Columna publicada en Nuestras Voces
La gran diferencia entre la acción de una fundación y la del Estado no sólo está dada por la escala. La beneficencia es una ayuda discrecional. Los derechos no. La beneficencia no discute la inequidad ni combate la pobreza, sólo la hace más llevadera para quienes no la padecemos. El único instrumento eficaz para reducir la pobreza estructural es el Estado.
Cuando su ropa estaba percudida, mi abuela solía regalársela a la empleada doméstica. Su generosidad no llegaba a incluir los botones en la cesión ya que consideraba, sin duda con razón, que podían ser reutilizados en alguna otra prenda. Como ella no se ocupaba de esas tareas, quien tenía que desguazar la ropa era la destinataria del regalo y objeto final del altruismo de una familia acomodada que no percibía la siniestra mezquindad de la tarea asignada.

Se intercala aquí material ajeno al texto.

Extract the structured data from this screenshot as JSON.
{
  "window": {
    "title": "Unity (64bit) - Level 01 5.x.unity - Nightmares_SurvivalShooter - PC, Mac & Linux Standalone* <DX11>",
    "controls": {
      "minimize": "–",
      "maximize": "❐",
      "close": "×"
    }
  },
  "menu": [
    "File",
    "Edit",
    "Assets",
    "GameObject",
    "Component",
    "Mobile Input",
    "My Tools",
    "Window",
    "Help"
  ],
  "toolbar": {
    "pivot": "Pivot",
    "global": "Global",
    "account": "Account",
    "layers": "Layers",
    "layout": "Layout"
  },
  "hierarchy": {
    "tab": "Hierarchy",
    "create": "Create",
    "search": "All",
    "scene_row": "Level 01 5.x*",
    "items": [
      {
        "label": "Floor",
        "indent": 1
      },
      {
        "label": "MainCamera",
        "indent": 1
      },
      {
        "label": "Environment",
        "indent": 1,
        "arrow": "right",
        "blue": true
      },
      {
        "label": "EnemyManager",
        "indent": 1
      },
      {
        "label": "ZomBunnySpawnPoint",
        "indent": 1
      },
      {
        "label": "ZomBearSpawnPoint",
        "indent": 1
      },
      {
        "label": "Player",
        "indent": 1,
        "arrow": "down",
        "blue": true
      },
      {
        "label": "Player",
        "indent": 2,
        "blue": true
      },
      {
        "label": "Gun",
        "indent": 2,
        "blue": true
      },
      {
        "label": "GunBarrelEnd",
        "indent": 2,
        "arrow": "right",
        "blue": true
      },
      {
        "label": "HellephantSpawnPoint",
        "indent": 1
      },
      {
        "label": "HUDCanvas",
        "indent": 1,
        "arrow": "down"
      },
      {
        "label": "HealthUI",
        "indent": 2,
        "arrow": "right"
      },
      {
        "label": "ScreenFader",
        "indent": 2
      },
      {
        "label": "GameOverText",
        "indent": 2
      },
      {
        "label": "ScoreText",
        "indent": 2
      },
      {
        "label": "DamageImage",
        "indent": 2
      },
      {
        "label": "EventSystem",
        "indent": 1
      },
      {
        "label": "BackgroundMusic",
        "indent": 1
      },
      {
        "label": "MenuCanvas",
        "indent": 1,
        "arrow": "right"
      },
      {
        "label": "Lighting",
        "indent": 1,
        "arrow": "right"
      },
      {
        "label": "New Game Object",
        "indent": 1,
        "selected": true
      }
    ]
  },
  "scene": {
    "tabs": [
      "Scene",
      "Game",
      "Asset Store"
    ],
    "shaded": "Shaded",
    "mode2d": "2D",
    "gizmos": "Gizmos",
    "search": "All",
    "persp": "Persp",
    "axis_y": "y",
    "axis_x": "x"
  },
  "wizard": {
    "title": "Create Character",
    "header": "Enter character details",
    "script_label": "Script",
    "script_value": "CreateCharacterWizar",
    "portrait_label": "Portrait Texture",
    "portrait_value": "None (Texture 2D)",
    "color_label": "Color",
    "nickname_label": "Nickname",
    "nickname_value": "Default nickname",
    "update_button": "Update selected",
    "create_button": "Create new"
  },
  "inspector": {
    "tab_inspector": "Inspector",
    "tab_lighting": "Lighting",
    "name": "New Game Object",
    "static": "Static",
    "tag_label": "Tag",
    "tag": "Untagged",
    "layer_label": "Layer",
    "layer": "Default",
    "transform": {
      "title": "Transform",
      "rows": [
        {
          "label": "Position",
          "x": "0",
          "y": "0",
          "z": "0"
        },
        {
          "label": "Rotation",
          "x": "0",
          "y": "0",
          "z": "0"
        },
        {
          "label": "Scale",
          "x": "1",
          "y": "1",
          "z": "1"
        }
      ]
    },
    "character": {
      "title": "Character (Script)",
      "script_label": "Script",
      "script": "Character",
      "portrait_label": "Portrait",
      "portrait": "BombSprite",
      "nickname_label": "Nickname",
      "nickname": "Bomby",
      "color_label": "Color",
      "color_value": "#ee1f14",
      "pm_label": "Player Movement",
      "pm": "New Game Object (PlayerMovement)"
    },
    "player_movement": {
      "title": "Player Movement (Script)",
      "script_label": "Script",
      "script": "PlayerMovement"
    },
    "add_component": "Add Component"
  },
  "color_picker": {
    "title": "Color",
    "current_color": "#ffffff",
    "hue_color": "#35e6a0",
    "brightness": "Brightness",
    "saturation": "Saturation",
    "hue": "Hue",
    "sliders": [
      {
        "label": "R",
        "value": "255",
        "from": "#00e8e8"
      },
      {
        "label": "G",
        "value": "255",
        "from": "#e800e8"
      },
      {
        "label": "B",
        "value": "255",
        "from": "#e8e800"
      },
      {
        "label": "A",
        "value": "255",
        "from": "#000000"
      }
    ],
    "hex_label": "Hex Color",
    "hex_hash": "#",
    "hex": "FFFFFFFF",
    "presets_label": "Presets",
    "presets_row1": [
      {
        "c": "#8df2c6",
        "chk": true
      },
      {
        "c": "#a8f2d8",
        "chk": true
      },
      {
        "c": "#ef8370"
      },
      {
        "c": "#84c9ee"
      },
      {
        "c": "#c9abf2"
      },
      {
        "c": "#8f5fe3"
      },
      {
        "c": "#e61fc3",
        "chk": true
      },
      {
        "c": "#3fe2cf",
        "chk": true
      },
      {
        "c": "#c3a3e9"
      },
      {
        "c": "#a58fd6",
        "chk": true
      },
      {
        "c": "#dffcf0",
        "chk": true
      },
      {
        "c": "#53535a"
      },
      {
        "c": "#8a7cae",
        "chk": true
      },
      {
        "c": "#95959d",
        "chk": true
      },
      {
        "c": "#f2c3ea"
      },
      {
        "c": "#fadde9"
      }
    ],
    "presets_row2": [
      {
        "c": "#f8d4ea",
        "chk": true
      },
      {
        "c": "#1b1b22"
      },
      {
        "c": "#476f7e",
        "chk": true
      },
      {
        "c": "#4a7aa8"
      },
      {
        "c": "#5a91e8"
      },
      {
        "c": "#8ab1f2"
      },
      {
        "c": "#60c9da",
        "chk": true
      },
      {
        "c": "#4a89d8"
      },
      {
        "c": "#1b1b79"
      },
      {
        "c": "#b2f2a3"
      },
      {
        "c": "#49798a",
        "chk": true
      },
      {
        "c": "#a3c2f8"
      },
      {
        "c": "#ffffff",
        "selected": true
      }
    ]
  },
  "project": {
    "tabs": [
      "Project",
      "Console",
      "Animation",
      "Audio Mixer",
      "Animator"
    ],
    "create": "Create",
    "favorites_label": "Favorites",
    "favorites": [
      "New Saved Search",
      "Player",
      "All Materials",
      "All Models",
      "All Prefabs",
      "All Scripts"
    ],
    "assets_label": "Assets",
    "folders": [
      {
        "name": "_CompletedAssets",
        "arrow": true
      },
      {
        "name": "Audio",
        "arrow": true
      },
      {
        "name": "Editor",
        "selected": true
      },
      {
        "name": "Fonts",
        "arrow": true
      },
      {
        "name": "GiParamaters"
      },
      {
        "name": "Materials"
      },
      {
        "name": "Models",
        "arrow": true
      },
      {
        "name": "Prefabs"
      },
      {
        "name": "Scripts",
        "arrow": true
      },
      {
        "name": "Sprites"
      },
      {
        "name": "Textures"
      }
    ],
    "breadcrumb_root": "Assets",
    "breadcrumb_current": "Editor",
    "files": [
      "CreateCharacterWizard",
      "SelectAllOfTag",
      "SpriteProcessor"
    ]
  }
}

Buenos Aires, como tantas otras, es una ciudad generosa con los incluidos y despiadada con aquellos que intentan apenas sobrevivir dentro de sus límites. Quienes menos tienen, como los cartoneros, no sólo no forman parte del mundo de los incluidos sino que ya casi carecen de condición humana. Hemos aprendido a mirar sin verlos y no los consideramos como lo que son, gente que logró generar trabajo en donde no lo había, sino como un objeto de lástima a quien se debe ayudar como se ayuda a la viejita sentada en la puerta de la sacristía, con alguna moneda chica y una rápida mirada de compasión. Es común que la gente más pudiente les ofrezca desde las mesas de algún restaurante restos de comida y se ofusque cuando los destinatarios de tanto altruísmo no responden como lo hubiera hecho el agradecido Tío Tom en su cabaña, con los ojos húmedos de gratitud.
Los ciudadanos incluidos de Buenos Aires somos proclives a caer en el encanto de las fundaciones ciudadanas con nombres luminosos y financiamiento opaco. Luego de décadas de prédica antipolítica, confiamos más en una organización de beneficencia de la que nada sabemos que en el Estado cuyos representantes votamos periódicamente. Nos emocionamos más con el relato de la entrega de unos cuantos platos de sopa caliente en invierno o el de una pequeña que recibió una prótesis que por las millones de AUH o las centenares de miles de pensiones por invalidez entregadas cada mes. Es más esas pensiones nos parecen sospechosas y las AUH, un premio a la vagancia.
La gran diferencia entre la acción de una fundación y la del Estado no sólo está dada por la escala. La beneficencia es una ayuda discrecional. Decidimos si le damos la moneda a la señora sentada en la puerta de la sacristía o al chico que dejó de revolver el container de basura y nos pidió ayuda. Los derechos no son discrecionales, por más que al fin de cuenta dependan de recursos públicos para materializarse.
La beneficencia no discute la inequidad ni combate la pobreza, sólo la hace más llevadera para quienes no la padecemos. Las fundaciones ciudadanas de nombres luminosos y financiamiento opaco conforman un notable analgésico social. Son nuestro analgésico.
En realidad, el único instrumento eficaz para reducir la pobreza estructural es el Estado. Y la única forma de hacerlo es discutir su contracara necesaria: la riqueza estructural. Es la discusión que nuestro establishment siempre ha rechazado con dureza, incluso de forma sangrienta. Al contrario, a través de los medios afines vende la inequidad como meritocracia y transforma los derechos en privilegios insostenibles como primer paso hacia su evaporación. A quienes tomaron la precaución de nacer ricos les toca el mérito de una buena vida. Para los excluidos queda la caridad o los palos, ambas soluciones discrecionales.
Es por eso que nuestra establishment se emociona con la beneficencia y se indigna con los derechos. Como a mi abuela, le fastidia que los excluidos invoquen derechos y pretendan tener una vida diferente a la de recibir prendas desguazadas, monedas en las sacristías o restos de sandwichs en restaurantes sofisticados.